I remember crying my eyes out the whole car ride home, furious and burying my face in my knees. 'It's not fair.' I thought, an assessment concluded by most if not all preteen girls. But unlike the others, I wasn't sobbing over the boy who held someone else's hand, or the latest glittery sneakers my mother couldn't afford. Instead, I was upset over a cosmetic dental "improvement" my dentist at the time decided - without precedence to conduct on my unique smile.

My canines grew in longer and far more pointed than average. No, it was not the picture perfect look the posters in his office depicted, but it was my smile no less. But that did not mean it was a flaw, especially not to myself, who felt pride in being picked a natural choice to play The Wolf in last years presentation of Red Riding Hood. But no, this man felt it necessary to take one of the very few things I admired about myself without even asking.

Try as she might, Mum just couldn't calm me down. And to think, back then, I didn't even realize why losing that part of myself hurt so much.


Ten years later and that very same girl was still baring her teeth in her foggy reflection of the bathroom mirror. Gliding her tongue along the dulled edge of what used to be, briefly letting that memory flutter by before going about her routine.
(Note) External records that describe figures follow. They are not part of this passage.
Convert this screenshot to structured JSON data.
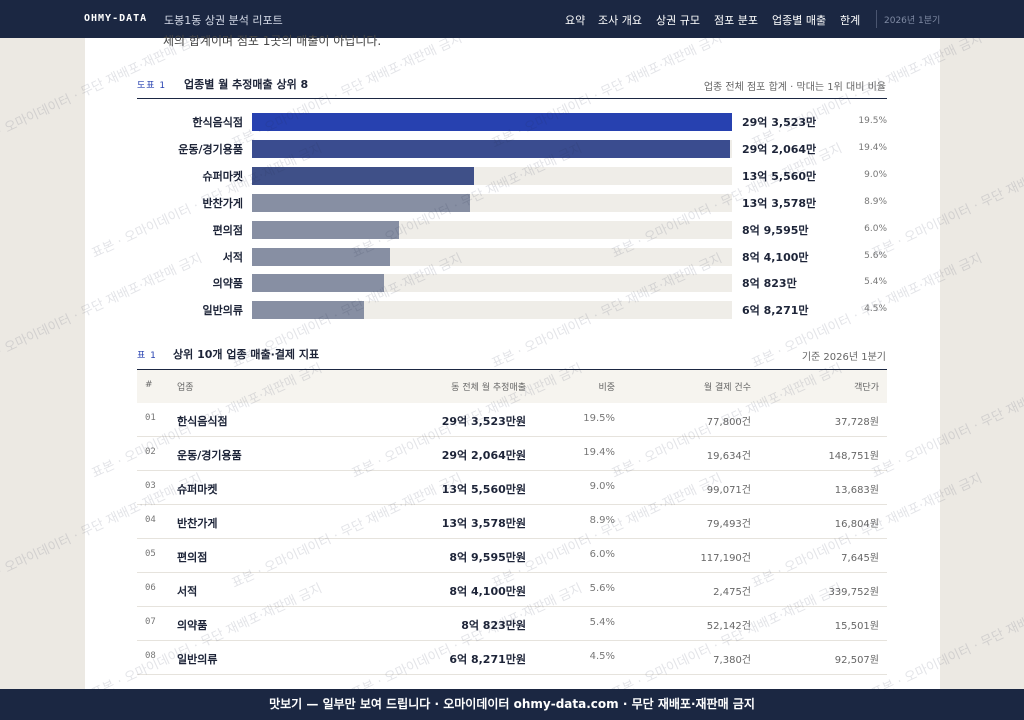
{
  "nav": {
    "brand": "OHMY-DATA",
    "title": "도봉1동 상권 분석 리포트",
    "items": [
      "요약",
      "조사 개요",
      "상권 규모",
      "점포 분포",
      "업종별 매출",
      "한계"
    ],
    "period": "2026년 1분기"
  },
  "intro_tail": "체의 합계이며 점포 1곳의 매출이 아닙니다.",
  "figure": {
    "label": "도표 1",
    "title": "업종별 월 추정매출 상위 8",
    "note": "업종 전체 점포 합계 · 막대는 1위 대비 비율",
    "categories": [
      "한식음식점",
      "운동/경기용품",
      "슈퍼마켓",
      "반찬가게",
      "편의점",
      "서적",
      "의약품",
      "일반의류"
    ],
    "values": [
      293523,
      292064,
      135560,
      133578,
      89595,
      84100,
      80823,
      68271
    ],
    "value_labels": [
      "29억 3,523만",
      "29억 2,064만",
      "13억 5,560만",
      "13억 3,578만",
      "8억 9,595만",
      "8억 4,100만",
      "8억 823만",
      "6억 8,271만"
    ],
    "shares": [
      19.5,
      19.4,
      9.0,
      8.9,
      6.0,
      5.6,
      5.4,
      4.5
    ],
    "share_labels": [
      "19.5%",
      "19.4%",
      "9.0%",
      "8.9%",
      "6.0%",
      "5.6%",
      "5.4%",
      "4.5%"
    ],
    "colors": [
      "#2741b0",
      "#3a4c8f",
      "#3f5088",
      "#878fa3",
      "#878fa3",
      "#878fa3",
      "#878fa3",
      "#878fa3"
    ]
  },
  "table": {
    "label": "표 1",
    "title": "상위 10개 업종 매출·결제 지표",
    "note": "기준 2026년 1분기",
    "headers": [
      "#",
      "업종",
      "동 전체 월 추정매출",
      "비중",
      "월 결제 건수",
      "객단가"
    ],
    "rows": [
      [
        "01",
        "한식음식점",
        "29억 3,523만원",
        "19.5%",
        "77,800건",
        "37,728원"
      ],
      [
        "02",
        "운동/경기용품",
        "29억 2,064만원",
        "19.4%",
        "19,634건",
        "148,751원"
      ],
      [
        "03",
        "슈퍼마켓",
        "13억 5,560만원",
        "9.0%",
        "99,071건",
        "13,683원"
      ],
      [
        "04",
        "반찬가게",
        "13억 3,578만원",
        "8.9%",
        "79,493건",
        "16,804원"
      ],
      [
        "05",
        "편의점",
        "8억 9,595만원",
        "6.0%",
        "117,190건",
        "7,645원"
      ],
      [
        "06",
        "서적",
        "8억 4,100만원",
        "5.6%",
        "2,475건",
        "339,752원"
      ],
      [
        "07",
        "의약품",
        "8억 823만원",
        "5.4%",
        "52,142건",
        "15,501원"
      ],
      [
        "08",
        "일반의류",
        "6억 8,271만원",
        "4.5%",
        "7,380건",
        "92,507원"
      ]
    ]
  },
  "watermark": "표본 · 오마이데이터 · 무단 재배포·재판매 금지",
  "footer": "맛보기 — 일부만 보여 드립니다 · 오마이데이터 ohmy-data.com · 무단 재배포·재판매 금지"
}
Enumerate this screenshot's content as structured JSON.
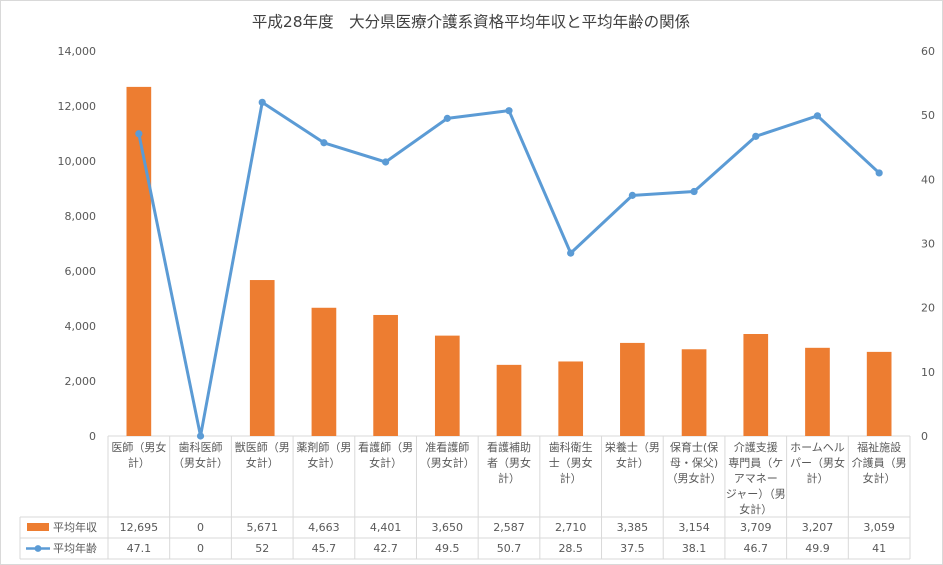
{
  "chart_data": {
    "type": "bar+line",
    "title": "平成28年度　大分県医療介護系資格平均年収と平均年齢の関係",
    "categories": [
      [
        "医師（男女",
        "計）"
      ],
      [
        "歯科医師",
        "（男女計）"
      ],
      [
        "獣医師（男",
        "女計）"
      ],
      [
        "薬剤師（男",
        "女計）"
      ],
      [
        "看護師（男",
        "女計）"
      ],
      [
        "准看護師",
        "（男女計）"
      ],
      [
        "看護補助",
        "者（男女",
        "計）"
      ],
      [
        "歯科衛生",
        "士（男女",
        "計）"
      ],
      [
        "栄養士（男",
        "女計）"
      ],
      [
        "保育士(保",
        "母・保父)",
        "（男女計）"
      ],
      [
        "介護支援",
        "専門員（ケ",
        "アマネー",
        "ジャー）（男",
        "女計）"
      ],
      [
        "ホームヘル",
        "パー（男女",
        "計）"
      ],
      [
        "福祉施設",
        "介護員（男",
        "女計）"
      ]
    ],
    "y_left": {
      "min": 0,
      "max": 14000,
      "step": 2000,
      "tick_labels": [
        "0",
        "2,000",
        "4,000",
        "6,000",
        "8,000",
        "10,000",
        "12,000",
        "14,000"
      ]
    },
    "y_right": {
      "min": 0,
      "max": 60,
      "step": 10,
      "tick_labels": [
        "0",
        "10",
        "20",
        "30",
        "40",
        "50",
        "60"
      ]
    },
    "series": [
      {
        "name": "平均年収",
        "kind": "bar",
        "axis": "left",
        "color": "#ED7D31",
        "values": [
          12695,
          0,
          5671,
          4663,
          4401,
          3650,
          2587,
          2710,
          3385,
          3154,
          3709,
          3207,
          3059
        ],
        "labels": [
          "12,695",
          "0",
          "5,671",
          "4,663",
          "4,401",
          "3,650",
          "2,587",
          "2,710",
          "3,385",
          "3,154",
          "3,709",
          "3,207",
          "3,059"
        ]
      },
      {
        "name": "平均年齢",
        "kind": "line",
        "axis": "right",
        "color": "#5B9BD5",
        "values": [
          47.1,
          0,
          52,
          45.7,
          42.7,
          49.5,
          50.7,
          28.5,
          37.5,
          38.1,
          46.7,
          49.9,
          41
        ],
        "labels": [
          "47.1",
          "0",
          "52",
          "45.7",
          "42.7",
          "49.5",
          "50.7",
          "28.5",
          "37.5",
          "38.1",
          "46.7",
          "49.9",
          "41"
        ]
      }
    ],
    "legend": "data-table",
    "grid": false
  }
}
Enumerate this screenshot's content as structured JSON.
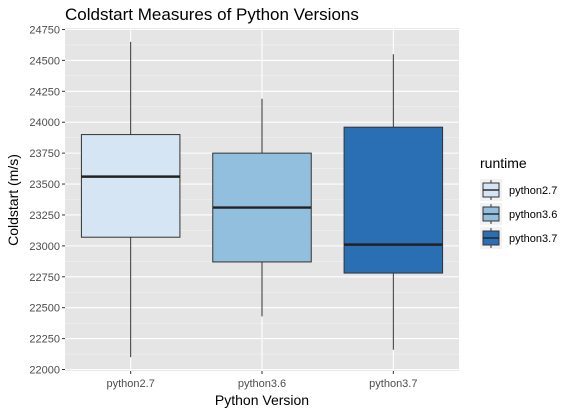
{
  "chart_data": {
    "type": "box",
    "title": "Coldstart Measures of Python Versions",
    "xlabel": "Python Version",
    "ylabel": "Coldstart (m/s)",
    "ylim": [
      22000,
      24750
    ],
    "yticks": [
      22000,
      22250,
      22500,
      22750,
      23000,
      23250,
      23500,
      23750,
      24000,
      24250,
      24500,
      24750
    ],
    "categories": [
      "python2.7",
      "python3.6",
      "python3.7"
    ],
    "series": [
      {
        "name": "python2.7",
        "min": 22100,
        "q1": 23070,
        "median": 23560,
        "q3": 23900,
        "max": 24650,
        "color": "#d6e5f4"
      },
      {
        "name": "python3.6",
        "min": 22430,
        "q1": 22870,
        "median": 23310,
        "q3": 23750,
        "max": 24190,
        "color": "#91bfdd"
      },
      {
        "name": "python3.7",
        "min": 22160,
        "q1": 22780,
        "median": 23010,
        "q3": 23960,
        "max": 24550,
        "color": "#2a6fb4"
      }
    ],
    "legend": {
      "title": "runtime",
      "position": "right"
    },
    "grid": true,
    "panel_color": "#e5e5e5"
  }
}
Lily stood atop her scale at one hundred and thirty pounds, five feet ten inches. Her limbs were long and thin, milky white and freckled. Fresh from the shower, water dripped down the curves of her bones to the floor. Her day started before many awoke, even the sun did not rise to greet her tired grey eyes.

The morning ritual of a woman was a mixture of pampering and self deprecation. With every minute spent readying yourself for the world, another minute was spent critically pointing out the flaws perhaps not even the most shallow would see. But those little voices of ridicule were not the only one's Lily could hear at this early hour.

'Child, you must brace yourself.'

Words slipped through her ears, deafening yet hard to decipher at the same time somehow. The voice vanished as soon as it arrived and in that instant after she could not even remember what was said or the voice that said it.

But she did hear a voice, didn't she? Lily pulled a towel from the hook and wrapped it around herself before cautiously pulling the doorknob. Steam quickly escaped into the cold, dark hallway. The icy feeling of the floor beneath her bare feet kept her on her toes as she peered down the corner. "H-hello?"